Los unos invocan su ceguera,
para que las almas buenas,
suelten una perra chica;
Los otros cantan a la Virgen del Pilar,
que no quiere ser francesa...

Y todos repiten la misma copla rancia y monótona, pero bella, que si dice nostalgias de amor, lo hace con todo el galante petrarquismo de las endechas árabes y toda la seca ferocidad de las tristes tonadas castellanas. Sí, son inconfundibles esos ciegos, con sus sombreros de fieltro lanoso o sus boinas azules, que caminan por las carreteras con la guitarra remendada a la espalda y la calabaza de vino colgada de la cintura. En su ambular sin rumbo, limosneando por los lugares pobres, contemplo yo la historia de nuestro pueblo salvaje y heroico, misérrimo y generoso.

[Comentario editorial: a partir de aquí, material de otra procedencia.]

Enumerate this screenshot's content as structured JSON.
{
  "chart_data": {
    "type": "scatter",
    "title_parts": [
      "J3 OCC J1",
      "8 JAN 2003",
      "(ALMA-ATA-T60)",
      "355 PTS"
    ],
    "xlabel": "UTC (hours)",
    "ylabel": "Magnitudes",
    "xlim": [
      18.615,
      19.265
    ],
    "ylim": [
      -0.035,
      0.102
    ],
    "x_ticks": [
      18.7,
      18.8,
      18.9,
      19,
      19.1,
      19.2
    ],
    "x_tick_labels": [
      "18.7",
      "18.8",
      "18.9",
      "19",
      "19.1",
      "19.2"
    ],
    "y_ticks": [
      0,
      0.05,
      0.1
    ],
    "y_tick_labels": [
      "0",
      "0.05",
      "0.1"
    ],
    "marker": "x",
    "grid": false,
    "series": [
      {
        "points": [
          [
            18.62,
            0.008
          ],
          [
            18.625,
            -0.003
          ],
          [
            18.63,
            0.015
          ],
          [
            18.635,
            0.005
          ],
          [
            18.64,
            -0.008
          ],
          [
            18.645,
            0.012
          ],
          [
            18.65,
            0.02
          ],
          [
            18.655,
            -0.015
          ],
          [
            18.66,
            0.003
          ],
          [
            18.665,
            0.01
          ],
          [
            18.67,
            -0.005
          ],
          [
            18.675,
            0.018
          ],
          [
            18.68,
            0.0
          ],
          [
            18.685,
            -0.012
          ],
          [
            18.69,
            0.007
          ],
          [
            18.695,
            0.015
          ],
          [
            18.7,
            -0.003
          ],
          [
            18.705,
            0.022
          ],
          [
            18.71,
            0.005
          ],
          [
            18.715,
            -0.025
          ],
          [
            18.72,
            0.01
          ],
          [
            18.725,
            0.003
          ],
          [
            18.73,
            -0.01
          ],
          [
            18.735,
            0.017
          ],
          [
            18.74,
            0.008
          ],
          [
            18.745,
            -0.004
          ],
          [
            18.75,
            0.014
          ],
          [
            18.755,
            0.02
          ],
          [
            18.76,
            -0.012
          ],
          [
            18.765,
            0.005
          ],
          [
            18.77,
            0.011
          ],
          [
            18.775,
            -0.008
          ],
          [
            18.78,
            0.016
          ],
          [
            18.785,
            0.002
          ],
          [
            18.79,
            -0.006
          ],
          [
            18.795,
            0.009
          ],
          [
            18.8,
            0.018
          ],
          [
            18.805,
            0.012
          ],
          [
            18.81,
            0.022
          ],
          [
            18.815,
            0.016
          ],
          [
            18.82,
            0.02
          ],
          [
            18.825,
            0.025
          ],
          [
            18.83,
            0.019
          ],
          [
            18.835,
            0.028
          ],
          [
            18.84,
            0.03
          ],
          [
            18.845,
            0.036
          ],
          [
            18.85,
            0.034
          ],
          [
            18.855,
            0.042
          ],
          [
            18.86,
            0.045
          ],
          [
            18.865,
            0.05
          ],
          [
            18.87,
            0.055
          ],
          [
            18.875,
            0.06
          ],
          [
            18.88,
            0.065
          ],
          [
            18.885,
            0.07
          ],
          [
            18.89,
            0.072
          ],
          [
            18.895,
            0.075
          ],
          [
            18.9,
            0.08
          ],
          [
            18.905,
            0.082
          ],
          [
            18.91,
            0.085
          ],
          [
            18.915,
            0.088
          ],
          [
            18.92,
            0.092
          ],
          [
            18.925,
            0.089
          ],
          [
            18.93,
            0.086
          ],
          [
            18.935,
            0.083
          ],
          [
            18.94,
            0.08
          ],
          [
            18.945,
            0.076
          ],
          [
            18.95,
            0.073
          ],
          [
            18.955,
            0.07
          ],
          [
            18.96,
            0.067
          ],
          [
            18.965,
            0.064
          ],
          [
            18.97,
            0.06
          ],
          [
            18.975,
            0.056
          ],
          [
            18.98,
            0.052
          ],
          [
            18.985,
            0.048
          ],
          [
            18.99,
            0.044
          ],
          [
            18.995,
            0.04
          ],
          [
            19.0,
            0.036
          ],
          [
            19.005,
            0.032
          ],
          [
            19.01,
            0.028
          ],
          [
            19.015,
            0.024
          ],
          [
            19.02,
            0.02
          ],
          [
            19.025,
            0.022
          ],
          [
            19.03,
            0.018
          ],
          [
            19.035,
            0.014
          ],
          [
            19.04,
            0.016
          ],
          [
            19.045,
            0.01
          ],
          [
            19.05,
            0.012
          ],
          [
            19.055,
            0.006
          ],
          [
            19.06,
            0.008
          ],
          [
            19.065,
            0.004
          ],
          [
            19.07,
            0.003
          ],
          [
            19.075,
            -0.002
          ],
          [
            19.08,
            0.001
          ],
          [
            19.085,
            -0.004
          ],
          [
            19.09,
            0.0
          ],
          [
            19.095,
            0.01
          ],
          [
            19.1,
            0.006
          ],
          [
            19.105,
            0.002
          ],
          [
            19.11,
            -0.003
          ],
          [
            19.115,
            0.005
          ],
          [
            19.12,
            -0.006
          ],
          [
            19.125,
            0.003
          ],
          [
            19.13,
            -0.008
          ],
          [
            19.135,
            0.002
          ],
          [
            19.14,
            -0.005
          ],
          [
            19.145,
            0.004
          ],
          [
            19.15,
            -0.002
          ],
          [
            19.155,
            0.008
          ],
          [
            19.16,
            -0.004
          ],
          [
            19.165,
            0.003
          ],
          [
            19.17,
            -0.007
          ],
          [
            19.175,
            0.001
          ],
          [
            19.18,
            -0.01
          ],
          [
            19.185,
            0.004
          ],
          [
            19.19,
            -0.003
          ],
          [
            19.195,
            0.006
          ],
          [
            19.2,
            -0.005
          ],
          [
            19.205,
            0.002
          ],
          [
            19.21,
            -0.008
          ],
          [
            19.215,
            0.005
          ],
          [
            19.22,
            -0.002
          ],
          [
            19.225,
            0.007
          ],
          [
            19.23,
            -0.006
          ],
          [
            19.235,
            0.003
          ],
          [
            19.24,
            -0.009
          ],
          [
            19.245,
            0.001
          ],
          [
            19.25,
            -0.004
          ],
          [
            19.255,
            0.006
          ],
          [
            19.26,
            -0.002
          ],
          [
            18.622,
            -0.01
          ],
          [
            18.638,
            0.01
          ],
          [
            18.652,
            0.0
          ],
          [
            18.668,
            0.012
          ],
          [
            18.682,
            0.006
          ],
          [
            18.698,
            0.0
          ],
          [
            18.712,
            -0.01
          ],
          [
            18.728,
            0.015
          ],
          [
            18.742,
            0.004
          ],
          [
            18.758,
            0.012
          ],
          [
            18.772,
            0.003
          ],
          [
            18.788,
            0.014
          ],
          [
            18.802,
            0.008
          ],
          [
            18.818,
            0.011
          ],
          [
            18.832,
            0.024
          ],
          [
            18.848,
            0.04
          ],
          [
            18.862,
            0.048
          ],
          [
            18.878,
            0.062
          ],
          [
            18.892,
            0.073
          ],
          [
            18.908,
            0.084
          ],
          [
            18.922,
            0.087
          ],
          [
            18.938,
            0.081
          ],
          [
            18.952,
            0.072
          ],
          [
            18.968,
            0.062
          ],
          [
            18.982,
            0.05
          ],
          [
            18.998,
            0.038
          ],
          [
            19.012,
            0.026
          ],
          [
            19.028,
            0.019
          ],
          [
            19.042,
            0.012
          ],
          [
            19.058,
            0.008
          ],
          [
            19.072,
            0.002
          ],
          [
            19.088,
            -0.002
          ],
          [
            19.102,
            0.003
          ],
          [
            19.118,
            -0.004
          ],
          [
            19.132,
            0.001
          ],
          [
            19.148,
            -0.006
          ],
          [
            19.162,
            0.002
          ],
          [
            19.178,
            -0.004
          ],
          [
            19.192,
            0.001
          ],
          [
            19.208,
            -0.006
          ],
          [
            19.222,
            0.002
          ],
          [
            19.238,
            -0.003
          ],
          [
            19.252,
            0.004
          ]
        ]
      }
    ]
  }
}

Así, pues, cuando en la calle de Puñonrostro, o en la calle del Almendro, o en cualquiera de esas calles solitarias que hay en Madrid, y que guardan todavía el perfume de los tiempos viejos; cuando en una de esas calles sombrías donde todavía hay casas con rejas moriscas en que se columpian los jazmines, o con balcones tenebrosos, en que se proyectan las sombras alargadas de los pasillos y de las salas medrosas; cuando en una de esas calles, tropecéis con un ciego castellano, pensad que ese hombre lleva en su semblante, en su porte, en su guitarra, el alma de vuestro pueblo, que es sucio, mezquino y arrogante como aquel hidalgo vallisoletano que comía con singular deleitación los pedacicos de pan que Lázaro de Tormes, su criado, alcanzaba pordioseando.